Audio-editing software, such as SoundForge (1994) and Cool Edit Pro (1997)--as well as professional audio/MIDI sequencing software, such as Cubase (as of 1991) and Logic (as of 1994)--made it possible to create and/or edit music files and to save them onto hard drives in relevant file formats, including formats suitable for distribution over the Internet. Additional later programs, including GarageBand (2002) and Audacity (2004, originally Cool Edit Pro) have similarly been used for remixes (changing aspects of a song, such as its percussion, form, or lyrics, as in Canadian Karl Wolf's 2008 version of the US band Toto's 1982 song "Africa"); mashups (combining substantial portions of two or more songs into one new song, such as 2004's "Annie Rush," by the UK's Go Home Productions); and podcasting. Numerous Canadian musicians have made use of such tools to create music and distribute the resultant music files on the Internet. In a related matter, the Canadian Music Creators Coalition (formed in 2006) opposed suing music fans who download music from file sharing services.

Usefulness of the Internet in Promoting Canadian Music

The vast majority of Canadian musicians (with or without a recording contract) have websites. Notable websites by representative major acts include those of Céline Dion, Crash Test Dummies, Molly Johnson, Sarah McLachlan, Kardinal Offishall, Rush, and The Tragically Hip. Some Canadian artists, such as Barenaked Ladies and Avril Lavigne, provide partial recordings, alternative takes, live performances, streaming videos, and live videos on their websites for free, but studio tracks and entire albums must generally still be downloaded from such websites as the iTunes Store. Most Canadian radio stations and other music-related broadcasters have websites, some providing music--either streamed from their broadcasts or as downloadable podcasts that can be listened to on such portable devices as iPods.
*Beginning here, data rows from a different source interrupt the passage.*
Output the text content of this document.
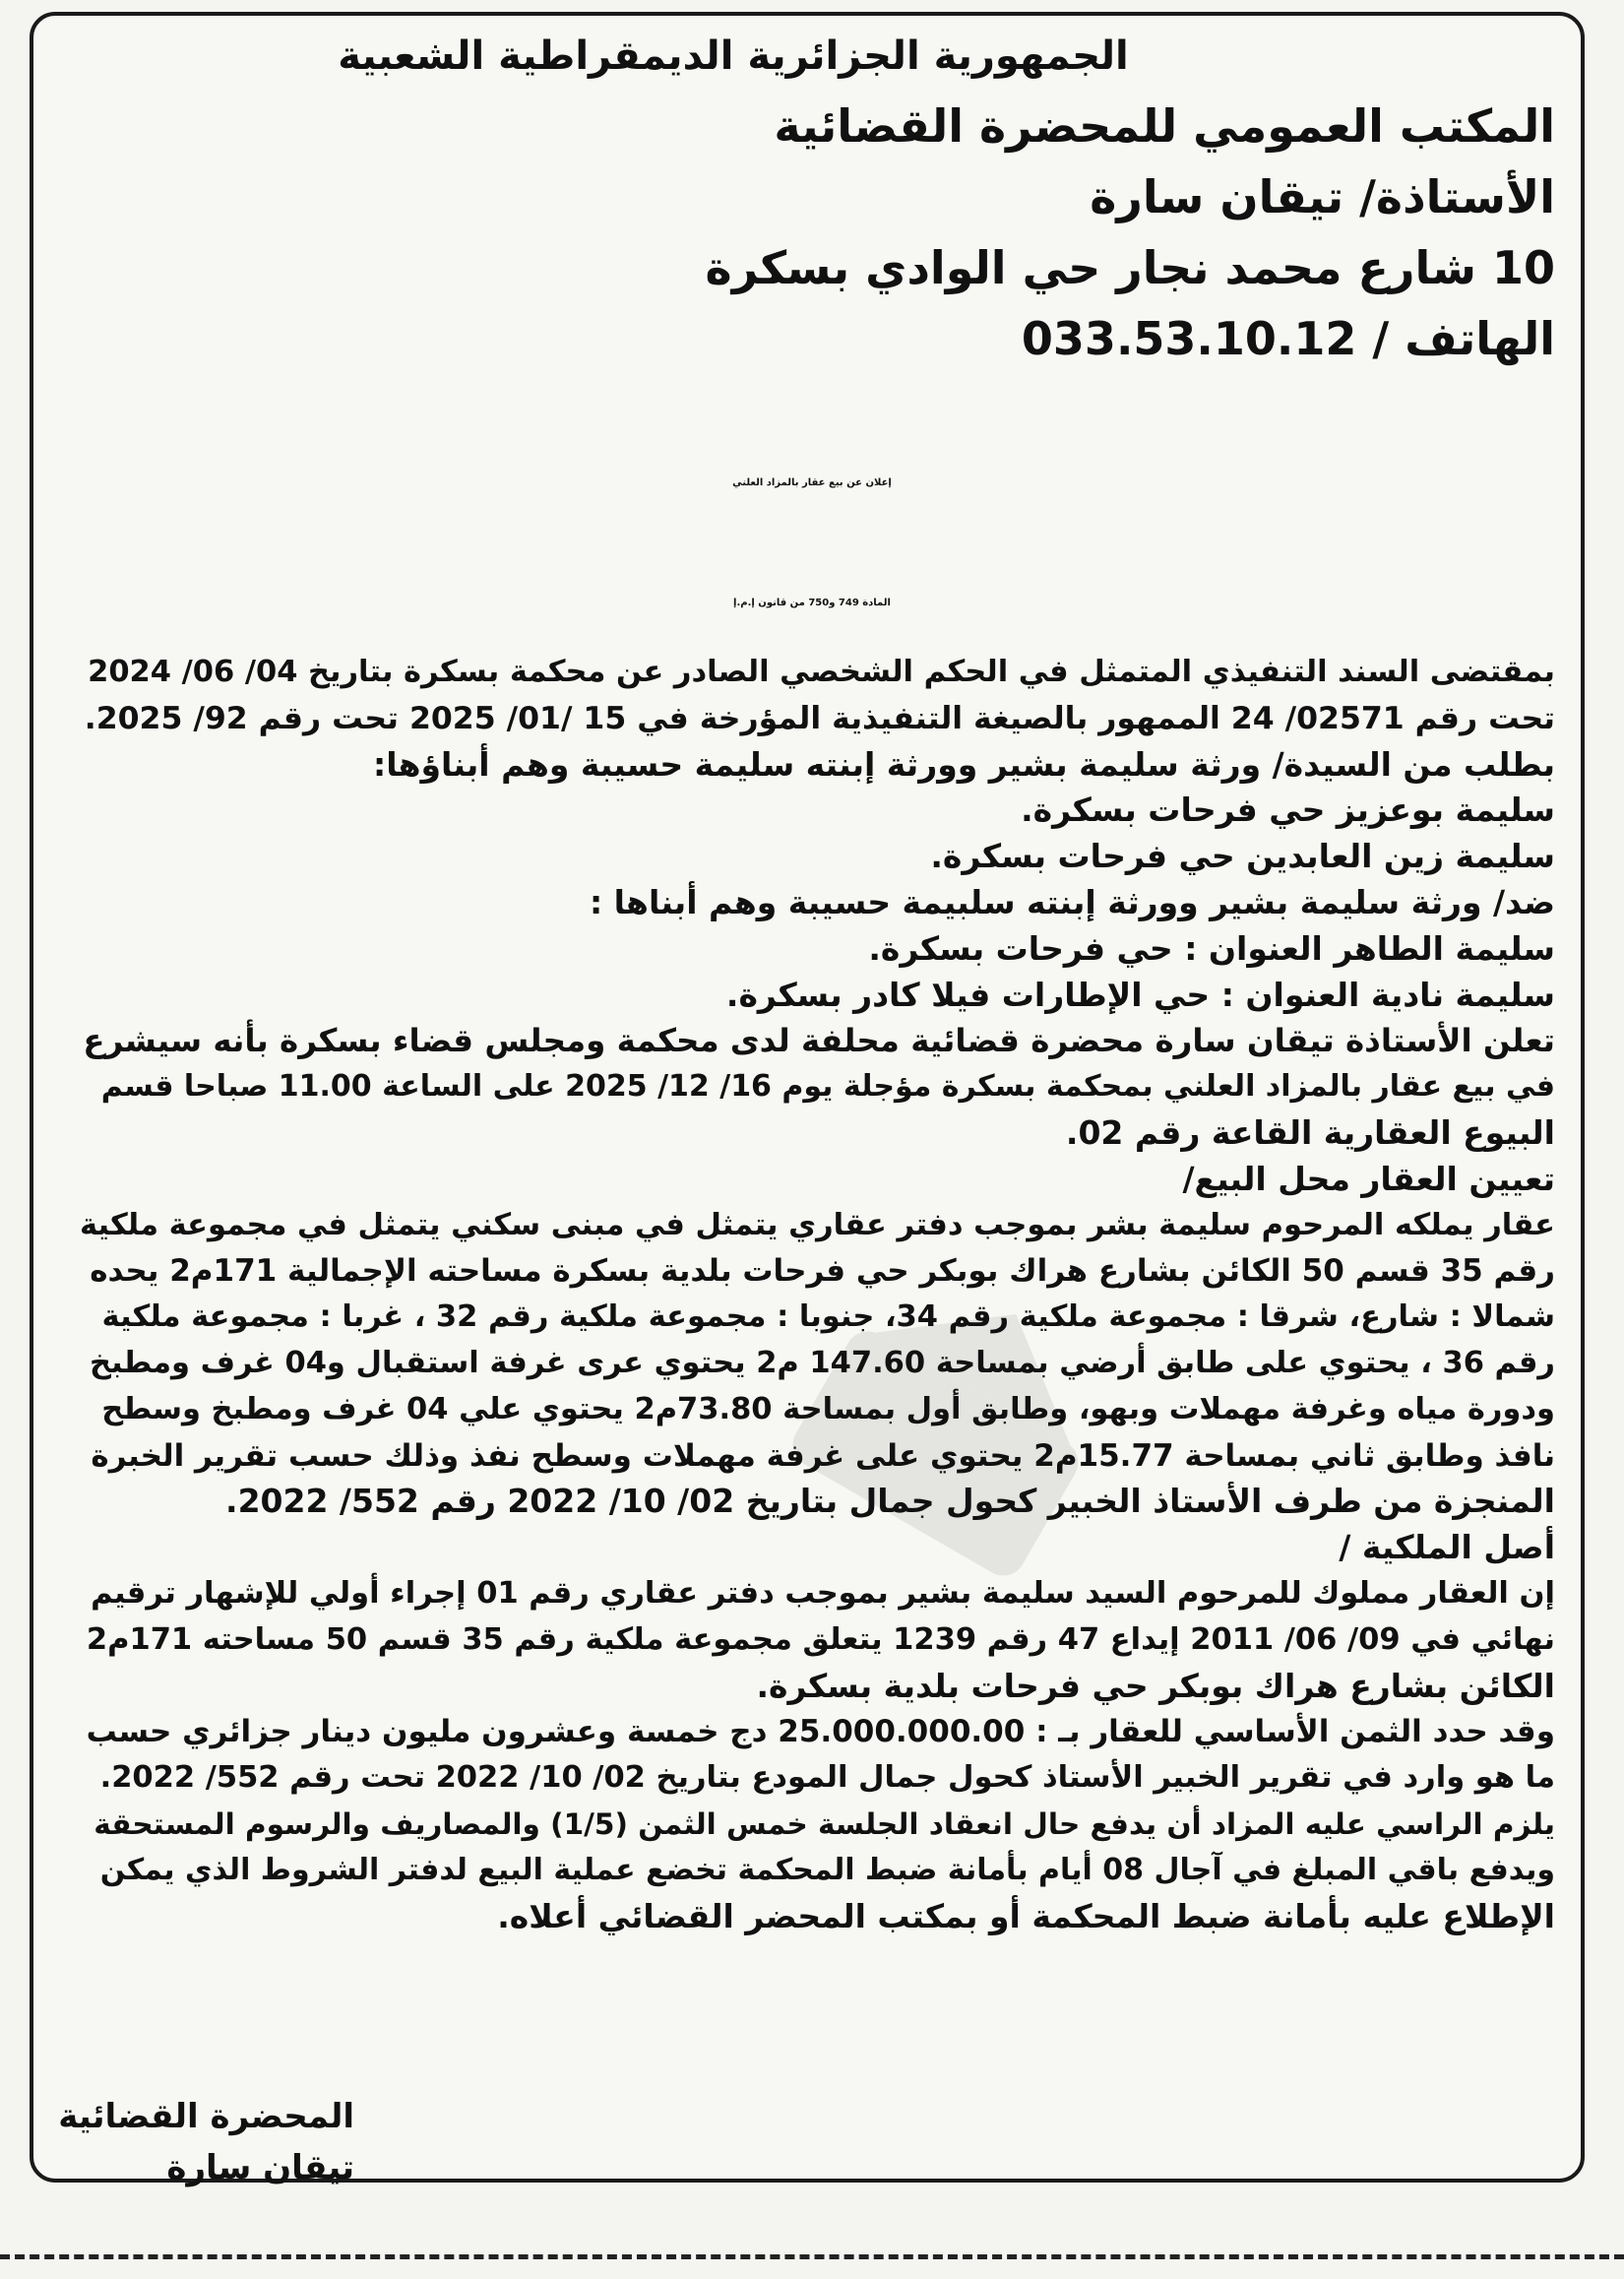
الجمهورية الجزائرية الديمقراطية الشعبية
المكتب العمومي للمحضرة القضائية
الأستاذة/ تيقان سارة
10 شارع محمد نجار حي الوادي بسكرة
الهاتف / 033.53.10.12
إعلان عن بيع عقار بالمزاد العلني
المادة 749 و750 من قانون إ.م.إ
بمقتضى السند التنفيذي المتمثل في الحكم الشخصي الصادر عن محكمة بسكرة بتاريخ 04/ 06/ 2024
تحت رقم 02571/ 24 الممهور بالصيغة التنفيذية المؤرخة في 15 /01/ 2025 تحت رقم 92/ 2025.
بطلب من السيدة/ ورثة سليمة بشير وورثة إبنته سليمة حسيبة وهم أبناؤها:
سليمة بوعزيز حي فرحات بسكرة.
سليمة زين العابدين حي فرحات بسكرة.
ضد/ ورثة سليمة بشير وورثة إبنته سلبيمة حسيبة وهم أبناها :
سليمة الطاهر العنوان : حي فرحات بسكرة.
سليمة نادية العنوان : حي الإطارات فيلا كادر بسكرة.
تعلن الأستاذة تيقان سارة محضرة قضائية محلفة لدى محكمة ومجلس قضاء بسكرة بأنه سيشرع
في بيع عقار بالمزاد العلني بمحكمة بسكرة مؤجلة يوم 16/ 12/ 2025 على الساعة 11.00 صباحا قسم
البيوع العقارية القاعة رقم 02.
تعيين العقار محل البيع/
عقار يملكه المرحوم سليمة بشر بموجب دفتر عقاري يتمثل في مبنى سكني يتمثل في مجموعة ملكية
رقم 35 قسم 50 الكائن بشارع هراك بوبكر حي فرحات بلدية بسكرة مساحته الإجمالية 171م2 يحده
شمالا : شارع، شرقا : مجموعة ملكية رقم 34، جنوبا : مجموعة ملكية رقم 32 ، غربا : مجموعة ملكية
رقم 36 ، يحتوي على طابق أرضي بمساحة 147.60 م2 يحتوي عرى غرفة استقبال و04 غرف ومطبخ
ودورة مياه وغرفة مهملات وبهو، وطابق أول بمساحة 73.80م2 يحتوي علي 04 غرف ومطبخ وسطح
نافذ وطابق ثاني بمساحة 15.77م2 يحتوي على غرفة مهملات وسطح نفذ وذلك حسب تقرير الخبرة
المنجزة من طرف الأستاذ الخبير كحول جمال بتاريخ 02/ 10/ 2022 رقم 552/ 2022.
أصل الملكية /
إن العقار مملوك للمرحوم السيد سليمة بشير بموجب دفتر عقاري رقم 01 إجراء أولي للإشهار ترقيم
نهائي في 09/ 06/ 2011 إيداع 47 رقم 1239 يتعلق مجموعة ملكية رقم 35 قسم 50 مساحته 171م2
الكائن بشارع هراك بوبكر حي فرحات بلدية بسكرة.
وقد حدد الثمن الأساسي للعقار بـ : 25.000.000.00 دج خمسة وعشرون مليون دينار جزائري حسب
ما هو وارد في تقرير الخبير الأستاذ كحول جمال المودع بتاريخ 02/ 10/ 2022 تحت رقم 552/ 2022.
يلزم الراسي عليه المزاد أن يدفع حال انعقاد الجلسة خمس الثمن (1/5) والمصاريف والرسوم المستحقة
ويدفع باقي المبلغ في آجال 08 أيام بأمانة ضبط المحكمة تخضع عملية البيع لدفتر الشروط الذي يمكن
الإطلاع عليه بأمانة ضبط المحكمة أو بمكتب المحضر القضائي أعلاه.
المحضرة القضائية
تيقان سارة
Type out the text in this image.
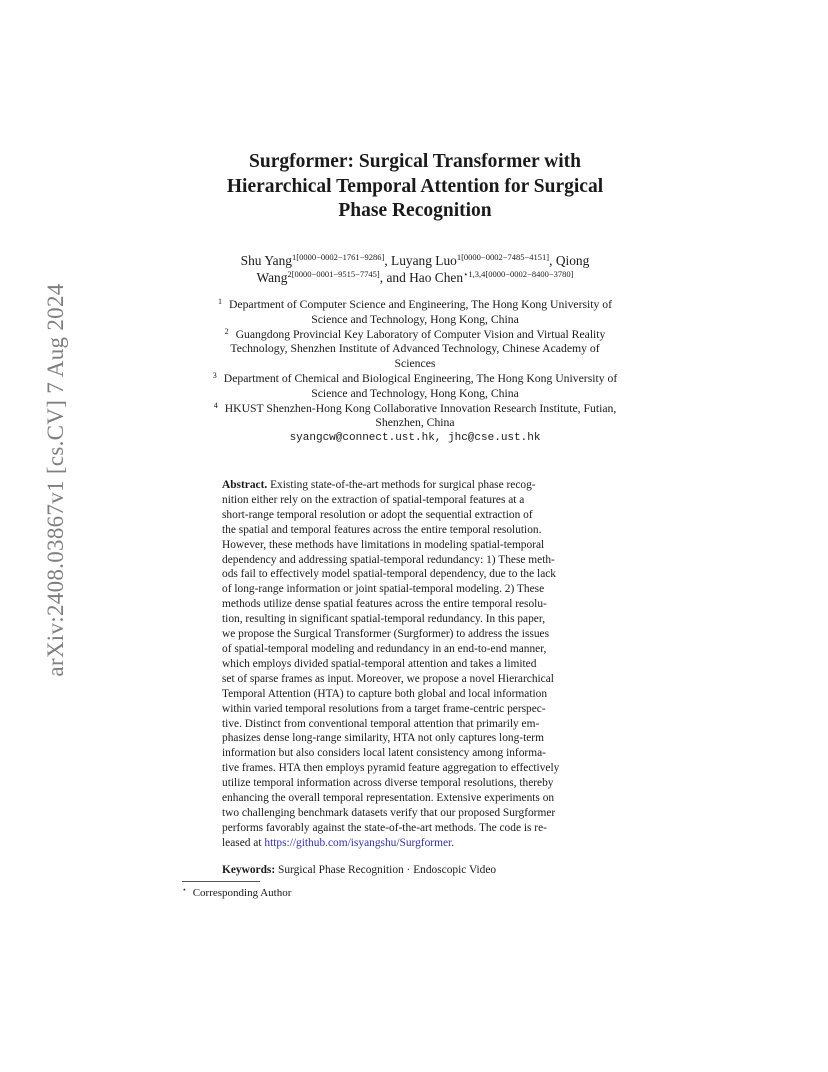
arXiv:2408.03867v1 [cs.CV] 7 Aug 2024
Surgformer: Surgical Transformer with
Hierarchical Temporal Attention for Surgical
Phase Recognition
Shu Yang$^{1[0000-0002-1761-9286]}$, Luyang Luo$^{1[0000-0002-7485-4151]}$, Qiong
Wang$^{2[0000-0001-9515-7745]}$, and Hao Chen$^{⋆1,3,4[0000-0002-8400-3780]}$
$^1$ Department of Computer Science and Engineering, The Hong Kong University of
Science and Technology, Hong Kong, China
$^2$ Guangdong Provincial Key Laboratory of Computer Vision and Virtual Reality
Technology, Shenzhen Institute of Advanced Technology, Chinese Academy of
Sciences
$^3$ Department of Chemical and Biological Engineering, The Hong Kong University of
Science and Technology, Hong Kong, China
$^4$ HKUST Shenzhen-Hong Kong Collaborative Innovation Research Institute, Futian,
Shenzhen, China
syangcw@connect.ust.hk, jhc@cse.ust.hk
Abstract. Existing state-of-the-art methods for surgical phase recog-
nition either rely on the extraction of spatial-temporal features at a
short-range temporal resolution or adopt the sequential extraction of
the spatial and temporal features across the entire temporal resolution.
However, these methods have limitations in modeling spatial-temporal
dependency and addressing spatial-temporal redundancy: 1) These meth-
ods fail to effectively model spatial-temporal dependency, due to the lack
of long-range information or joint spatial-temporal modeling. 2) These
methods utilize dense spatial features across the entire temporal resolu-
tion, resulting in significant spatial-temporal redundancy. In this paper,
we propose the Surgical Transformer (Surgformer) to address the issues
of spatial-temporal modeling and redundancy in an end-to-end manner,
which employs divided spatial-temporal attention and takes a limited
set of sparse frames as input. Moreover, we propose a novel Hierarchical
Temporal Attention (HTA) to capture both global and local information
within varied temporal resolutions from a target frame-centric perspec-
tive. Distinct from conventional temporal attention that primarily em-
phasizes dense long-range similarity, HTA not only captures long-term
information but also considers local latent consistency among informa-
tive frames. HTA then employs pyramid feature aggregation to effectively
utilize temporal information across diverse temporal resolutions, thereby
enhancing the overall temporal representation. Extensive experiments on
two challenging benchmark datasets verify that our proposed Surgformer
performs favorably against the state-of-the-art methods. The code is re-
leased at https://github.com/isyangshu/Surgformer.
Keywords: Surgical Phase Recognition · Endoscopic Video
⋆ Corresponding Author
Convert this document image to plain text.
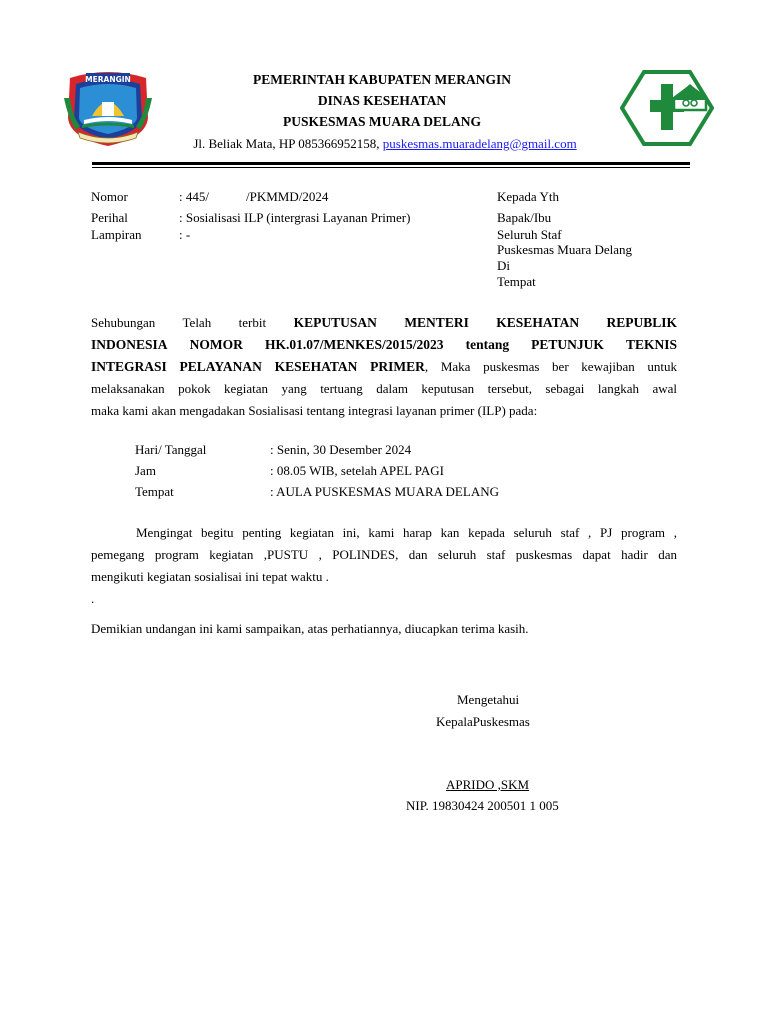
MERANGIN	PEMERINTAH KABUPATEN MERANGIN
DINAS KESEHATAN
PUSKESMAS MUARA DELANG
Jl. Beliak Mata, HP 085366952158, puskesmas.muaradelang@gmail.com
Nomor	: 445/	/PKMMD/2024
Perihal	: Sosialisasi ILP (intergrasi Layanan Primer)
Lampiran	: -
Kepada Yth
Bapak/Ibu
Seluruh Staf
Puskesmas Muara Delang
Di
Tempat
Sehubungan Telah terbit KEPUTUSAN MENTERI KESEHATAN REPUBLIK
INDONESIA NOMOR HK.01.07/MENKES/2015/2023 tentang PETUNJUK TEKNIS
INTEGRASI PELAYANAN KESEHATAN PRIMER, Maka puskesmas ber kewajiban untuk
melaksanakan pokok kegiatan yang tertuang dalam keputusan tersebut, sebagai langkah awal
maka kami akan mengadakan Sosialisasi tentang integrasi layanan primer (ILP) pada:
Hari/ Tanggal	: Senin, 30 Desember 2024
Jam	: 08.05 WIB, setelah APEL PAGI
Tempat	: AULA PUSKESMAS MUARA DELANG
Mengingat begitu penting kegiatan ini, kami harap kan kepada seluruh staf , PJ program ,
pemegang program kegiatan ,PUSTU , POLINDES, dan seluruh staf puskesmas dapat hadir dan
mengikuti kegiatan sosialisai ini tepat waktu .
.
Demikian undangan ini kami sampaikan, atas perhatiannya, diucapkan terima kasih.
Mengetahui
KepalaPuskesmas
APRIDO ,SKM
NIP. 19830424 200501 1 005
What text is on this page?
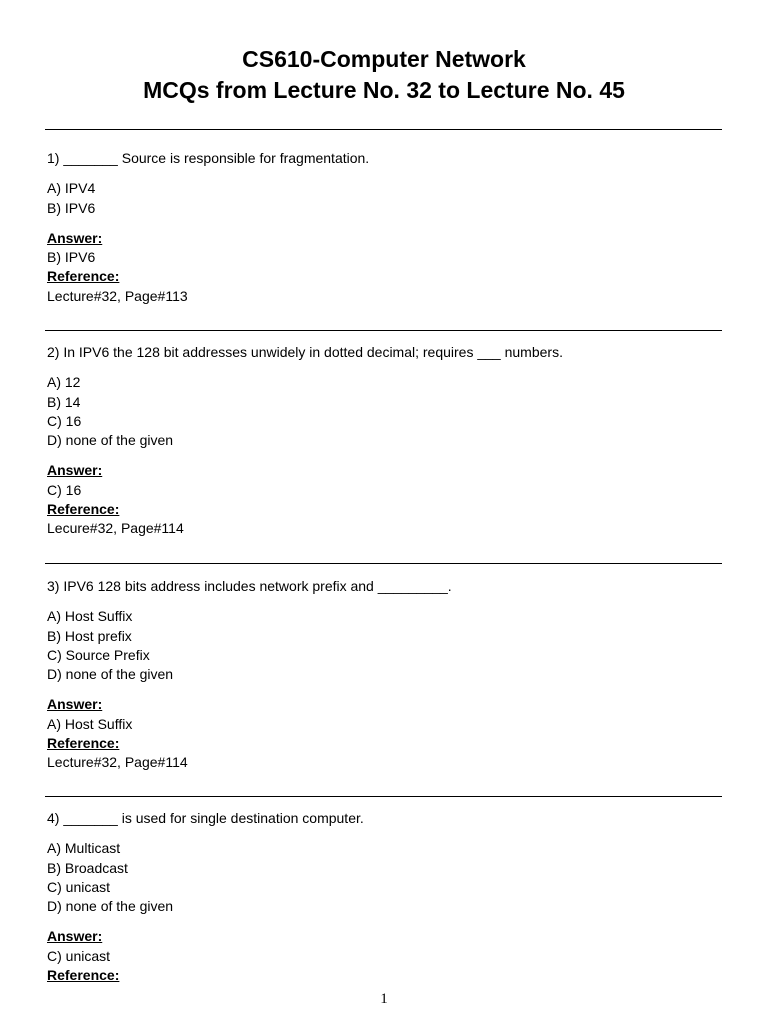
CS610-Computer Network
MCQs from Lecture No. 32 to Lecture No. 45
1) _______ Source is responsible for fragmentation.
A) IPV4
B) IPV6
Answer:
B) IPV6
Reference:
Lecture#32, Page#113
2) In IPV6 the 128 bit addresses unwidely in dotted decimal; requires ___ numbers.
A) 12
B) 14
C) 16
D) none of the given
Answer:
C) 16
Reference:
Lecure#32, Page#114
3) IPV6 128 bits address includes network prefix and _________.
A) Host Suffix
B) Host prefix
C) Source Prefix
D) none of the given
Answer:
A) Host Suffix
Reference:
Lecture#32, Page#114
4) _______ is used for single destination computer.
A) Multicast
B) Broadcast
C) unicast
D) none of the given
Answer:
C) unicast
Reference:
1
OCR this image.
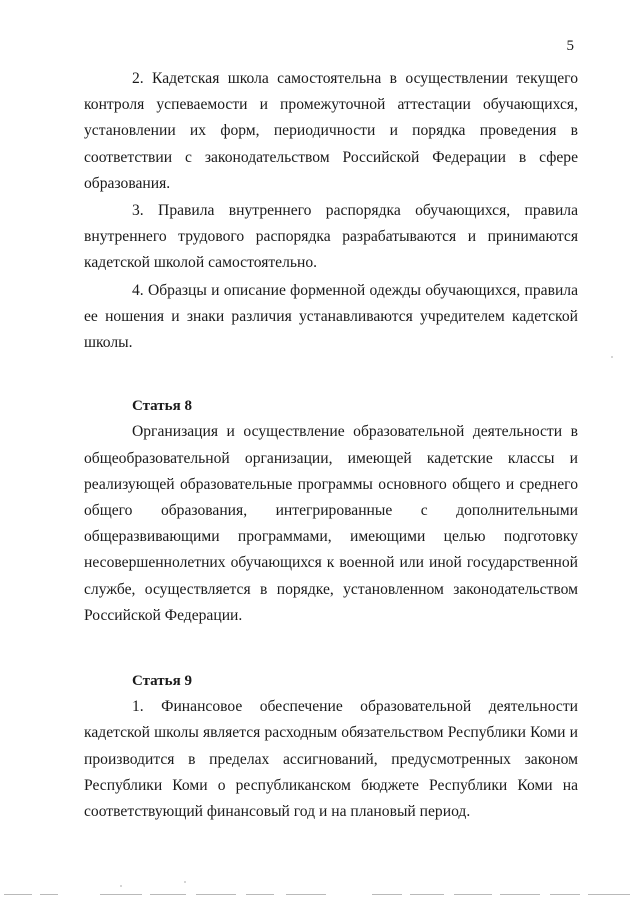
5

2. Кадетская школа самостоятельна в осуществлении текущего контроля успеваемости и промежуточной аттестации обучающихся, установлении их форм, периодичности и порядка проведения в соответствии с законодательством Российской Федерации в сфере образования.

3. Правила внутреннего распорядка обучающихся, правила внутреннего трудового распорядка разрабатываются и принимаются кадетской школой самостоятельно.

4. Образцы и описание форменной одежды обучающихся, правила ее ношения и знаки различия устанавливаются учредителем кадетской школы.

Статья 8

Организация и осуществление образовательной деятельности в общеобразовательной организации, имеющей кадетские классы и реализующей образовательные программы основного общего и среднего общего образования, интегрированные с дополнительными общеразвивающими программами, имеющими целью подготовку несовершеннолетних обучающихся к военной или иной государственной службе, осуществляется в порядке, установленном законодательством Российской Федерации.

Статья 9

1. Финансовое обеспечение образовательной деятельности кадетской школы является расходным обязательством Республики Коми и производится в пределах ассигнований, предусмотренных законом Республики Коми о республиканском бюджете Республики Коми на соответствующий финансовый год и на плановый период.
In addition, since the late 1990s, the Internet itself has been used as a venue for streaming music as a form of radio.

The amount of Canadian music released 2003-5 increased by 8.8 per cent and grew to 21 per cent of total Canadian music sales, whereas the amount of music by foreign artists released in Canada dropped by 5.6 per cent. Despite the decline of pre-recorded music sales internationally starting in 1999, album sales among the top-selling several hundred Canadian artists increased by an average of 16 per cent per year 2001-5, proving that Canadians have become increasingly inclined to pay for downloading Canadian music.